Colombian Fairtrade farmers fund scholarships to students from low-income families. As a result, hundreds of students have been able to change their standard of living and that of their families.
In Mexico, Fairtrade farmers built a community-owned coffee processing plant, which created jobs and improved the quality of life for farmers and their communities.
Fairtrade is beneficial in the fight against climate change because coffee farmers and communities are actively encouraged and educated in conserving the biodiversity in their region, including resisting deforestation, soil erosion and water contamination.
Coffee production is a significant contributor to deforestation because large forest areas are cleared for coffee plantations. One type of coffee plant, sun-grown coffee, is particularly damaging to rainforests because the plants are bred to produce high yields, but they require full sunlight to grow. This means that forests must be cleared to make room for sun-grown coffee plantations.
In the past, coffee was traditionally grown in the shade of other trees and plants. This method of cultivation, known as shade-grown coffee, is much more sustainable than sun-grown coffee because shade grown coffee plants require less water and fertiliser, and they help to protect the soil and wildlife.
Unfortunately, the demand for coffee has increased dramatically in recent decades, leading to a shift from shade-grown to sun-grown coffee production and, as a result, millions of acres of rainforest have been cleared for coffee plantations.
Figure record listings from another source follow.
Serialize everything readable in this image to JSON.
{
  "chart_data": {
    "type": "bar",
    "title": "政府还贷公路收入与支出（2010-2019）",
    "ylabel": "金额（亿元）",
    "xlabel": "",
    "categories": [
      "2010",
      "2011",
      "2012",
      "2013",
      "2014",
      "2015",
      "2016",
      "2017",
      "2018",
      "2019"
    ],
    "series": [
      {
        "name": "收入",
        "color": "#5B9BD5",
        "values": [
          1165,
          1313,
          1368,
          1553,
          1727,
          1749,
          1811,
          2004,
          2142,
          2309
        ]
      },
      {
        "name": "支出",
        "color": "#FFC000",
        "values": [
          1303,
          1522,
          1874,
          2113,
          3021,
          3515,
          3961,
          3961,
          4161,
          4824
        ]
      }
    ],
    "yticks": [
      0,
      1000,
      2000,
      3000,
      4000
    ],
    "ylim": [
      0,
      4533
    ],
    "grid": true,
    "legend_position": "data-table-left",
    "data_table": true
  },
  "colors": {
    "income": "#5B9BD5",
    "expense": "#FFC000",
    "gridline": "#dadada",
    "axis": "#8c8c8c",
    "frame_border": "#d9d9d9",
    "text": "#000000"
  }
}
A pivotal way to conserve biodiversity and deforestation is to invest in the people who live in these areas through education, sustainable practices and fair compensation. Fairtrade International encourages its members to use shade-grown coffee farming methods because they are more beneficial to the environment and produce higher quality coffee—shade-grown coffee beans ripen more slowly, which results in a richer flavour.
Choose Fairtrade coffee
Fairtrade coffee ensures a fair wage for an honest day's work and eliminates the exploitation of farmers and workers. It also strives to bring about positive, enduring change — ending deforestation, protecting biodiversity, educating and improving the quality of life for farmers, workers and their communities. By enabling people in their countries of origin where beans are grown, we can help conserve our environment.